The Las Vegas-based lottery and casino equipment giant said in a filing to the Securities and Exchange Commission on Tuesday that it believed the jury had “reached the wrong result” and that it would “seek review of both the finding of liability and the damages award, both before the trial court and, if necessary, on appeal.”
Damages Tripled
In 2012, three companies – Shuffle Tech, Aces Up Gaming, and Poydras-Talrick Holdings — collaborated on an automatic card-shuffler product for casinos, which was debuted that year at the Global Gaming Expo in Las Vegas.
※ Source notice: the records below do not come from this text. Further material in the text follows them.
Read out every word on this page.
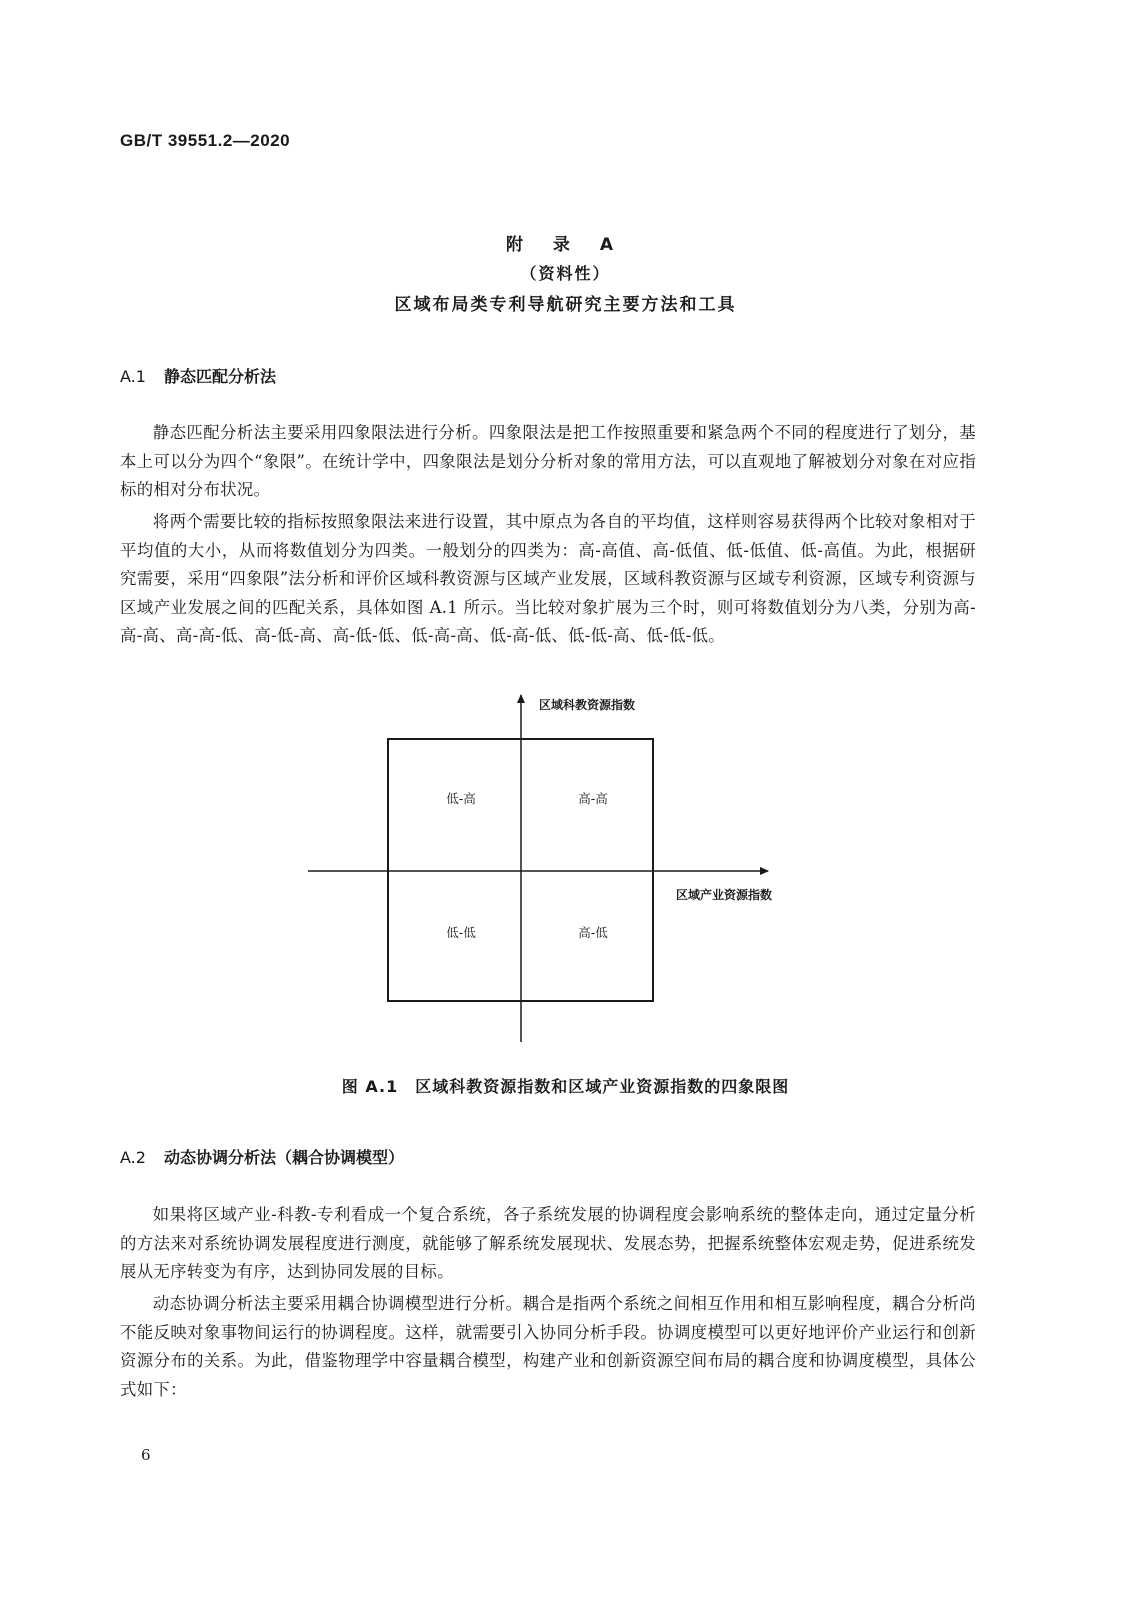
GB/T 39551.2—2020
附 录 A
（资料性）
区域布局类专利导航研究主要方法和工具
A.1 静态匹配分析法

静态匹配分析法主要采用四象限法进行分析。四象限法是把工作按照重要和紧急两个不同的程度进行了划分，基本上可以分为四个“象限”。在统计学中，四象限法是划分分析对象的常用方法，可以直观地了解被划分对象在对应指标的相对分布状况。

将两个需要比较的指标按照象限法来进行设置，其中原点为各自的平均值，这样则容易获得两个比较对象相对于平均值的大小，从而将数值划分为四类。一般划分的四类为：高-高值、高-低值、低-低值、低-高值。为此，根据研究需要，采用“四象限”法分析和评价区域科教资源与区域产业发展，区域科教资源与区域专利资源，区域专利资源与区域产业发展之间的匹配关系，具体如图 A.1 所示。当比较对象扩展为三个时，则可将数值划分为八类，分别为高-高-高、高-高-低、高-低-高、高-低-低、低-高-高、低-高-低、低-低-高、低-低-低。

区域科教资源指数
区域产业资源指数
低-高	高-高
低-低	高-低
图 A.1　区域科教资源指数和区域产业资源指数的四象限图
A.2 动态协调分析法（耦合协调模型）

如果将区域产业-科教-专利看成一个复合系统，各子系统发展的协调程度会影响系统的整体走向，通过定量分析的方法来对系统协调发展程度进行测度，就能够了解系统发展现状、发展态势，把握系统整体宏观走势，促进系统发展从无序转变为有序，达到协同发展的目标。

动态协调分析法主要采用耦合协调模型进行分析。耦合是指两个系统之间相互作用和相互影响程度，耦合分析尚不能反映对象事物间运行的协调程度。这样，就需要引入协同分析手段。协调度模型可以更好地评价产业运行和创新资源分布的关系。为此，借鉴物理学中容量耦合模型，构建产业和创新资源空间布局的耦合度和协调度模型，具体公式如下：

6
But SHFL Entertainment, previously Shuffle Master, filed a patent infringement lawsuit, alleging the companies were using its patented technology without authorization. In 2013, SHFL Entertainment was acquired for $1.3 billion by Bally Technologies, which a year later was acquired by Scientific Games for $5.1 billion.
Shuffle Tech and its collaborators were forced to take their product off the market. But in 2015, they filed an antitrust lawsuit against Scientific, claiming SHFL Entertainment knew its patents were invalid and unenforceable.
The lawsuit accused the company of misleading the patent office and of engaging in “sham patent litigation against any competitor that dared to market competitive card shufflers.”
The jury agreed on Tuesday, awarding $65 million to Shuffle Tech, $25 million to Poydras and $15 million to Aces Up, sums that were immediately tripled by the judge.
Raw Deal
“We’re quite happy, but it’s so fresh, we’re not sure what the next steps are,” said Rick Schultz, the CEO of Chicago-based Shuffle Tech, in a phone interview with CDC Gaming Reports’ Howard Stutz on Tuesday.
Being a small company, we had the ability to develop a great product, but we didn’t have the ability to compete with a large corporation with those type of resources and defend ourselves against a sham lawsuit,” Schultz said.
Schultz told Stutz that the intellectual property Shuffle Tech owned for the product was sold to another company. And while he had big ambitions to supply equipment to the casino industry, these days Shuffle Tech only makes card shufflers for the consumer market.
“We were basically put out of the gaming industry,” he said.